One really important thing I need to mention is that killing yourself isn’t easy. You (statistically speaking) are not going to succeed, and instead you’re going to severely hurt yourself and possibly fuck yourself up and then have to deal with that on top of everything else. I’m sorry about the brutal honesty here, but these are the facts. Do you think that you’re just gonna overdose on pills and go to sleep forever? Yeah… sorry to break it to you, but that only has a success rate of around 12%. Meanwhile, you end up inhaling your own puke for hours before someone finds you. Not fun. When I said earlier that I’ve been truly suicidal, I meant it. I’ve done a lot of research on how to kill yourself, and I mean this in the most caring way possible: Do yourself a favor and research it as well. My hope is that while researching you’ll start realize things AREN’T as unfixable as they seem. A really good resource I found is www.lostallhope.com. Check it out.
I hope you take some time to look for professional help. Getting on medication and talking with a psychologist is ideal, but I know not everyone can easily do this. If you can’t find anything traditional, go to a local shelter organization or church and find some free counseling services. They exist. These services tend to be agnostic and non-judgemental. Just avoid Evangelical, Mormon, and Scientology — or more simply put: Any religion that harbors hate or insists you be a different person, because thats the last thing you need right now. Believe me, I wouldn’t point you to a fucking church counselor for things like suicide/LGBT issues/whatever if I thought they were going to go all ‘ur gonna burn in hell’ on you.

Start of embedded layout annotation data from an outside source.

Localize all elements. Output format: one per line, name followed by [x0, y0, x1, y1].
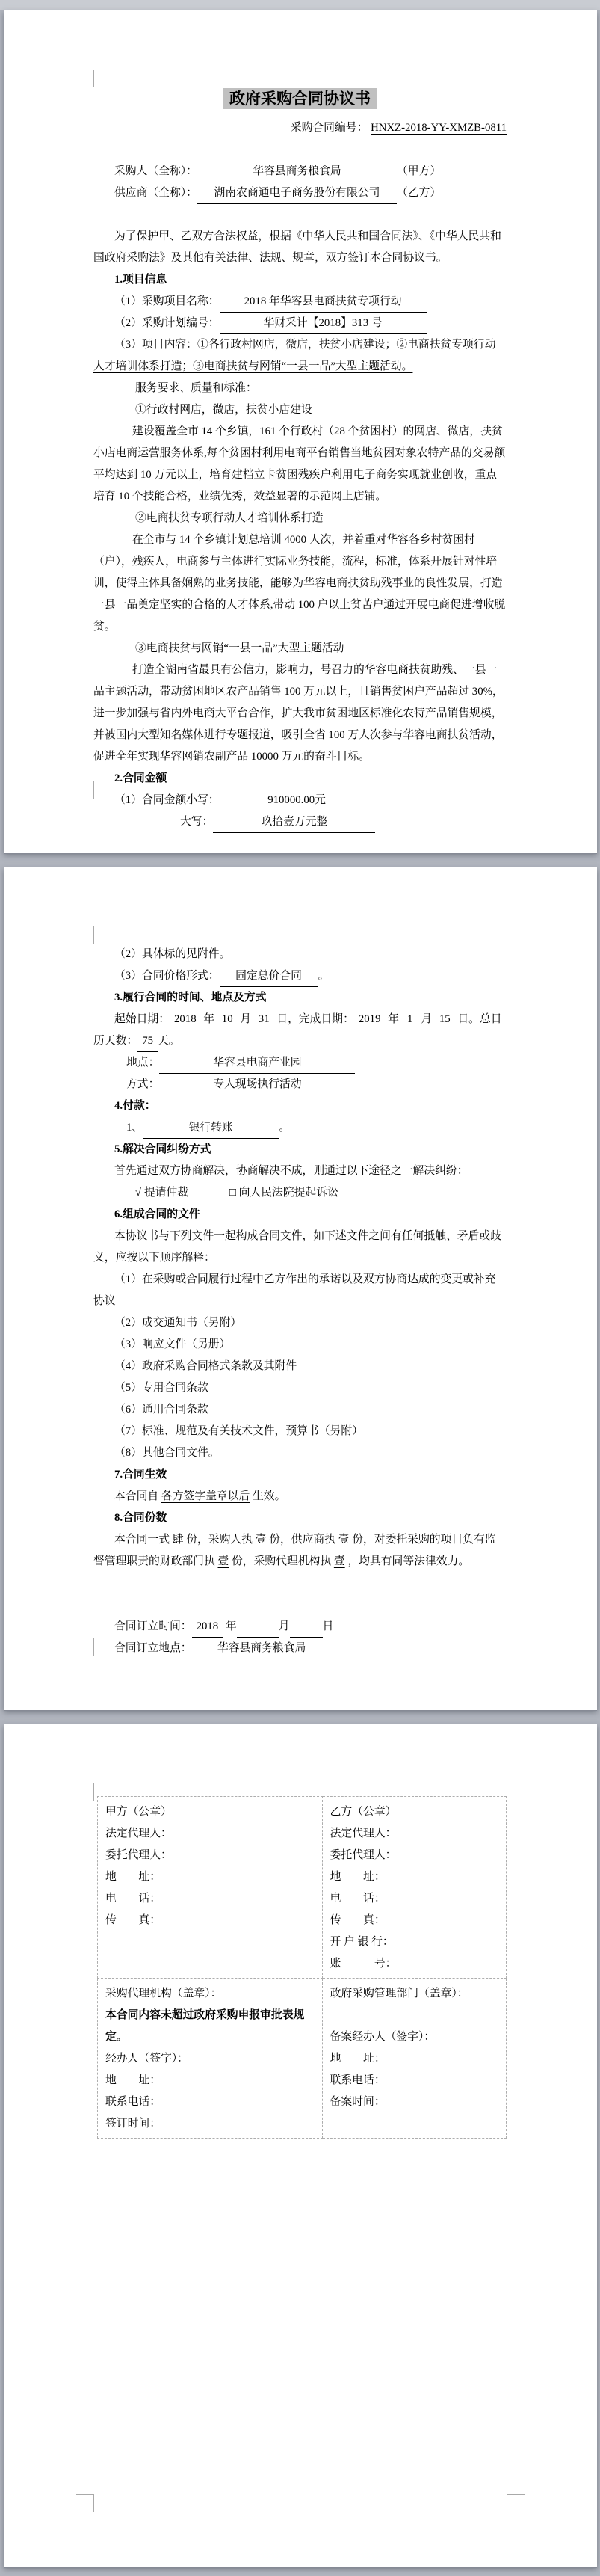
text-run: 提请仲裁 [141, 1187, 188, 1199]
procurement-agency-cell: 采购代理机构（盖章）：本合同内容未超过政府采购申报审批表规定。经办人（签字）：地… [98, 1979, 323, 2139]
doc-line: ②电商扶贫专项行动人才培训体系打造 [93, 508, 507, 529]
text-run: 日，完成日期： [274, 1013, 354, 1025]
sig-field-label: 电 话： [105, 1888, 315, 1910]
text-boundary-mark [76, 2494, 94, 2512]
doc-line: （1）采购项目名称：2018 年华容县电商扶贫专项行动 [93, 291, 507, 313]
text-run: （乙方） [397, 187, 441, 199]
doc-line: （8）其他合同文件。 [93, 1442, 507, 1464]
text-run: 起始日期： [114, 1013, 170, 1025]
text-run: ，均具有同等法律效力。 [345, 1555, 469, 1567]
sig-field-label: 联系电话： [330, 2070, 498, 2091]
copies-finance: 壹 [217, 1555, 229, 1567]
text-boundary-mark [76, 1638, 94, 1656]
procurement-authority-cell: 政府采购管理部门（盖章）：备案经办人（签字）：地 址：联系电话：备案时间： [322, 1979, 506, 2139]
text-boundary-mark [507, 926, 525, 944]
plan-number: 华财采计【2018】313 号 [220, 313, 427, 334]
doc-line: 大写：玖拾壹万元整 [93, 811, 507, 833]
text-run: （甲方） [397, 165, 441, 177]
price-form: 固定总价合同 [220, 965, 318, 987]
text-boundary-mark [76, 1783, 94, 1801]
text-run: 向人民法院提起诉讼 [236, 1187, 338, 1199]
amount-words: 玖拾壹万元整 [213, 811, 375, 833]
text-run: 月 [418, 1013, 435, 1025]
text-run: 份，采购代理机构执 [229, 1555, 334, 1567]
page-1-content: 政府采购合同协议书采购合同编号： HNXZ-2018-YY-XMZB-0811采… [93, 85, 507, 833]
text-run: 生效。 [250, 1490, 285, 1502]
copies-supplier: 壹 [338, 1534, 350, 1546]
sig-field-label [330, 2005, 498, 2026]
text-run: （3）项目内容： [114, 339, 197, 351]
text-run: 采购合同编号： [291, 122, 371, 134]
sig-field-label: 电 话： [330, 1888, 498, 1910]
doc-line: 打造全湖南省最具有公信力，影响力，号召力的华容电商扶贫助残、一县一品主题活动，带… [93, 660, 507, 768]
party-a-cell: 甲方（公章）法定代理人：委托代理人：地 址：电 话：传 真： [98, 1797, 323, 1979]
text-run: 采购人（全称）： [114, 165, 197, 177]
doc-line: 本合同自 各方签字盖章以后 生效。 [93, 1486, 507, 1507]
document-title: 政府采购合同协议书 [93, 85, 507, 112]
text-boundary-mark [76, 926, 94, 944]
end-month: 1 [402, 1009, 418, 1030]
sig-field-label: 经办人（签字）： [105, 2048, 315, 2070]
text-boundary-mark [507, 70, 525, 87]
text-run: 年 [223, 1620, 237, 1632]
text-run: 打造全湖南省最具有公信力，影响力，号召力的华容电商扶贫助残、一县一品主题活动，带… [93, 664, 504, 763]
doc-line: （2）采购计划编号：华财采计【2018】313 号 [93, 313, 507, 334]
total-days: 75 [137, 1030, 158, 1052]
contract-number-line: 采购合同编号： HNXZ-2018-YY-XMZB-0811 [93, 117, 507, 139]
copies-total: 肆 [173, 1534, 184, 1546]
text-run: 份，供应商执 [267, 1534, 338, 1546]
section-6-heading: 6.组成合同的文件 [93, 1204, 507, 1226]
sig-field-label: 本合同内容未超过政府采购申报审批表规定。 [105, 2005, 315, 2048]
doc-line: 在全市与 14 个乡镇计划总培训 4000 人次，并着重对华容各乡村贫困村（户）… [93, 529, 507, 638]
doc-line: （3）响应文件（另册） [93, 1334, 507, 1356]
text-run: 5.解决合同纠纷方式 [114, 1143, 211, 1155]
text-run: ①行政村网店，微店，扶贫小店建设 [135, 404, 312, 416]
text-run: 首先通过双方协商解决，协商解决不成，则通过以下途径之一解决纠纷： [114, 1165, 468, 1177]
text-run: 本合同自 [114, 1490, 161, 1502]
dispute-options-line: √ 提请仲裁 □ 向人民法院提起诉讼 [93, 1182, 507, 1204]
text-run: 服务要求、质量和标准： [135, 382, 257, 394]
text-run: 4.付款： [114, 1100, 156, 1112]
document-viewer-canvas: { "app": { "background_color": "#b1b5be"… [0, 0, 600, 2576]
sig-field-label: 法定代理人： [105, 1823, 315, 1845]
start-year: 2018 [170, 1009, 201, 1030]
doc-line: 本合同一式 肆 份，采购人执 壹 份，供应商执 壹 份，对委托采购的项目负有监督… [93, 1529, 507, 1573]
copies-buyer: 壹 [256, 1534, 267, 1546]
sig-field-label: 政府采购管理部门（盖章）： [330, 1983, 498, 2005]
text-boundary-mark [507, 2494, 525, 2512]
text-run: （6）通用合同条款 [114, 1404, 208, 1415]
text-run: 为了保护甲、乙双方合法权益，根据《中华人民共和国合同法》、《中华人民共和国政府采… [93, 230, 501, 264]
text-run: 供应商（全称）： [114, 187, 197, 199]
text-run: 在全市与 14 个乡镇计划总培训 4000 人次，并着重对华容各乡村贫困村（户）… [93, 534, 505, 633]
doc-line: 服务要求、质量和标准： [93, 378, 507, 399]
doc-line: 地点：华容县电商产业园 [93, 1052, 507, 1074]
signing-year: 2018 [192, 1616, 223, 1638]
doc-line: 合同订立时间：2018 年 月 日 [93, 1616, 507, 1638]
doc-line: （2）成交通知书（另附） [93, 1312, 507, 1334]
text-run: （2）具体标的见附件。 [114, 948, 230, 960]
sig-field-label: 甲方（公章） [105, 1801, 315, 1823]
location: 华容县电商产业园 [159, 1052, 355, 1074]
doc-line: （4）政府采购合同格式条款及其附件 [93, 1356, 507, 1377]
doc-line: ①行政村网店，微店，扶贫小店建设 [93, 399, 507, 421]
doc-line [93, 1594, 507, 1616]
sig-field-label: 备案时间： [330, 2091, 498, 2113]
party-b-cell: 乙方（公章）法定代理人：委托代理人：地 址：电 话：传 真：开 户 银 行：账 … [322, 1797, 506, 1979]
text-boundary-mark [507, 1783, 525, 1801]
doc-line: （7）标准、规范及有关技术文件，预算书（另附） [93, 1421, 507, 1442]
text-boundary-mark [507, 1638, 525, 1656]
text-run: （3）合同价格形式： [114, 970, 220, 982]
sig-field-label: 传 真： [105, 1910, 315, 1931]
text-run: （2）采购计划编号： [114, 317, 220, 329]
text-run: 月 [238, 1013, 254, 1025]
amount-figures: 910000.00元 [220, 790, 374, 811]
doc-line [93, 204, 507, 226]
doc-line [93, 1573, 507, 1594]
doc-line: （2）具体标的见附件。 [93, 944, 507, 965]
doc-line: 建设覆盖全市 14 个乡镇，161 个行政村（28 个贫困村）的网店、微店，扶贫… [93, 421, 507, 508]
section-3-heading: 3.履行合同的时间、地点及方式 [93, 987, 507, 1009]
buyer-line: 采购人（全称）：华容县商务粮食局（甲方） [93, 161, 507, 182]
signing-place: 华容县商务粮食局 [192, 1638, 332, 1659]
page-2-content: （2）具体标的见附件。（3）合同价格形式：固定总价合同。3.履行合同的时间、地点… [93, 944, 507, 1659]
page-2: （2）具体标的见附件。（3）合同价格形式：固定总价合同。3.履行合同的时间、地点… [4, 867, 597, 1710]
end-year: 2019 [354, 1009, 386, 1030]
supplier-name: 湖南农商通电子商务股份有限公司 [197, 182, 397, 204]
text-run: 6.组成合同的文件 [114, 1208, 200, 1220]
text-run: ②电商扶贫专项行动人才培训体系打造 [135, 512, 324, 524]
project-name: 2018 年华容县电商扶贫专项行动 [220, 291, 427, 313]
sig-field-label: 采购代理机构（盖章）： [105, 1983, 315, 2005]
sig-field-label: 地 址： [105, 1866, 315, 1888]
text-boundary-mark [76, 70, 94, 87]
text-run: 月 [279, 1620, 290, 1632]
text-run: 3.履行合同的时间、地点及方式 [114, 992, 266, 1003]
checkbox-empty-icon: □ [229, 1187, 236, 1199]
doc-line: 方式：专人现场执行活动 [93, 1074, 507, 1095]
copies-agency: 壹 [334, 1555, 345, 1567]
viewer-top-strip [0, 0, 600, 10]
check-icon: √ [135, 1187, 141, 1199]
end-day: 15 [435, 1009, 455, 1030]
supplier-line: 供应商（全称）：湖南农商通电子商务股份有限公司（乙方） [93, 182, 507, 204]
text-run: 建设覆盖全市 14 个乡镇，161 个行政村（28 个贫困村）的网店、微店，扶贫… [93, 425, 505, 502]
doc-line: 1、银行转账。 [93, 1117, 507, 1139]
text-run: （1）在采购或合同履行过程中乙方作出的承诺以及双方协商达成的变更或补充协议 [93, 1273, 496, 1307]
text-run: 政府采购合同协议书 [223, 88, 377, 109]
text-run: （2）成交通知书（另附） [114, 1317, 241, 1329]
section-7-heading: 7.合同生效 [93, 1464, 507, 1486]
text-run: （1）采购项目名称： [114, 295, 220, 307]
signing-day-blank [290, 1616, 323, 1638]
spacer [188, 1182, 229, 1204]
sig-field-label: 地 址： [105, 2070, 315, 2091]
section-2-heading: 2.合同金额 [93, 768, 507, 790]
page-3: 甲方（公章）法定代理人：委托代理人：地 址：电 话：传 真：乙方（公章）法定代理… [4, 1724, 597, 2567]
text-boundary-mark [76, 781, 94, 799]
sig-field-label: 地 址： [330, 1866, 498, 1888]
text-run: （4）政府采购合同格式条款及其附件 [114, 1360, 297, 1372]
doc-line: 为了保护甲、乙双方合法权益，根据《中华人民共和国合同法》、《中华人民共和国政府采… [93, 226, 507, 269]
text-run: 合同订立时间： [114, 1620, 192, 1632]
doc-line: （5）专用合同条款 [93, 1377, 507, 1399]
text-run: 天。 [158, 1035, 180, 1047]
doc-line: 首先通过双方协商解决，协商解决不成，则通过以下途径之一解决纠纷： [93, 1161, 507, 1182]
text-run: 地点： [126, 1057, 159, 1069]
text-run: 2.合同金额 [114, 772, 167, 784]
text-run: （7）标准、规范及有关技术文件，预算书（另附） [114, 1425, 363, 1437]
sig-field-label: 地 址： [330, 2048, 498, 2070]
sig-field-label: 开 户 银 行： [330, 1931, 498, 1953]
sig-field-label: 法定代理人： [330, 1823, 498, 1845]
section-8-heading: 8.合同份数 [93, 1507, 507, 1529]
text-run: ③电商扶贫与网销“一县一品”大型主题活动 [135, 642, 344, 654]
text-run: 年 [385, 1013, 401, 1025]
text-run: 。 [279, 1122, 290, 1134]
sig-field-label: 委托代理人： [330, 1845, 498, 1866]
doc-line: 本协议书与下列文件一起构成合同文件，如下述文件之间有任何抵触、矛盾或歧义，应按以… [93, 1226, 507, 1269]
start-day: 31 [254, 1009, 274, 1030]
text-run: （3）响应文件（另册） [114, 1338, 230, 1350]
buyer-name: 华容县商务粮食局 [197, 161, 397, 182]
text-run: 。 [318, 970, 330, 982]
payment-method: 银行转账 [143, 1117, 279, 1139]
text-run: 本协议书与下列文件一起构成合同文件，如下述文件之间有任何抵触、矛盾或歧义，应按以… [93, 1230, 501, 1264]
text-run: （8）其他合同文件。 [114, 1447, 220, 1459]
section-5-heading: 5.解决合同纠纷方式 [93, 1139, 507, 1161]
text-run: 1、 [126, 1122, 143, 1134]
sig-field-label: 委托代理人： [105, 1845, 315, 1866]
page-3-content: 甲方（公章）法定代理人：委托代理人：地 址：电 话：传 真：乙方（公章）法定代理… [93, 1796, 507, 2139]
text-run: 8.合同份数 [114, 1512, 167, 1524]
signing-month-blank [237, 1616, 279, 1638]
doc-line: ③电商扶贫与网销“一县一品”大型主题活动 [93, 638, 507, 660]
doc-line: （3）项目内容：①各行政村网店，微店，扶贫小店建设；②电商扶贫专项行动人才培训体… [93, 334, 507, 378]
text-run: 份，采购人执 [184, 1534, 256, 1546]
section-1-heading: 1.项目信息 [93, 269, 507, 291]
doc-line: （6）通用合同条款 [93, 1399, 507, 1421]
section-4-heading: 4.付款： [93, 1095, 507, 1117]
text-run: 合同订立地点： [114, 1642, 192, 1654]
doc-line: （1）合同金额小写：910000.00元 [93, 790, 507, 811]
text-boundary-mark [507, 781, 525, 799]
text-run: 大写： [180, 816, 213, 828]
sig-field-label: 备案经办人（签字）： [330, 2026, 498, 2048]
doc-line: （1）在采购或合同履行过程中乙方作出的承诺以及双方协商达成的变更或补充协议 [93, 1269, 507, 1312]
text-run: 7.合同生效 [114, 1469, 167, 1481]
sig-field-label: 传 真： [330, 1910, 498, 1931]
doc-line: 合同订立地点：华容县商务粮食局 [93, 1638, 507, 1659]
text-run: 方式： [126, 1078, 159, 1090]
effective-condition: 各方签字盖章以后 [161, 1490, 250, 1502]
sig-field-label: 乙方（公章） [330, 1801, 498, 1823]
text-run: （5）专用合同条款 [114, 1382, 208, 1394]
page-1: 政府采购合同协议书采购合同编号： HNXZ-2018-YY-XMZB-0811采… [4, 10, 597, 853]
method: 专人现场执行活动 [159, 1074, 355, 1095]
text-run: （1）合同金额小写： [114, 794, 220, 806]
doc-line: （3）合同价格形式：固定总价合同。 [93, 965, 507, 987]
sig-field-label: 签订时间： [105, 2113, 315, 2135]
doc-line: 起始日期：2018 年 10 月 31 日，完成日期：2019 年 1 月 15… [93, 1009, 507, 1052]
signature-table: 甲方（公章）法定代理人：委托代理人：地 址：电 话：传 真：乙方（公章）法定代理… [97, 1796, 507, 2139]
text-run: 1.项目信息 [114, 274, 167, 286]
contract-number: HNXZ-2018-YY-XMZB-0811 [371, 122, 507, 134]
sig-field-label: 联系电话： [105, 2091, 315, 2113]
start-month: 10 [217, 1009, 238, 1030]
text-run: 本合同一式 [114, 1534, 173, 1546]
sig-field-label: 账 号： [330, 1953, 498, 1975]
text-run: 日 [323, 1620, 334, 1632]
text-run: 年 [201, 1013, 217, 1025]
doc-line [93, 139, 507, 161]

Believe it or not, not all church organizations are bad. Some have some really good programs and resources.
TL;DR: Suicide isn’t painless, especially when you leave everyone in pain. Your problems, even if they’re caused by a brain injury or chemical imbalance, ARE FIXABLE. In fact, the only thing you can’t fix is killing yourself. Be good to yourself and realize you’re on this planet for a reason. Yeah yeah, its not edgy of me to say some of this stuff, but go fuck yourself, this is important. Anyways, I hope you get some benefit from reading this and I hope you start to love yourself again.
PS: this is a scary thing to see. trust me.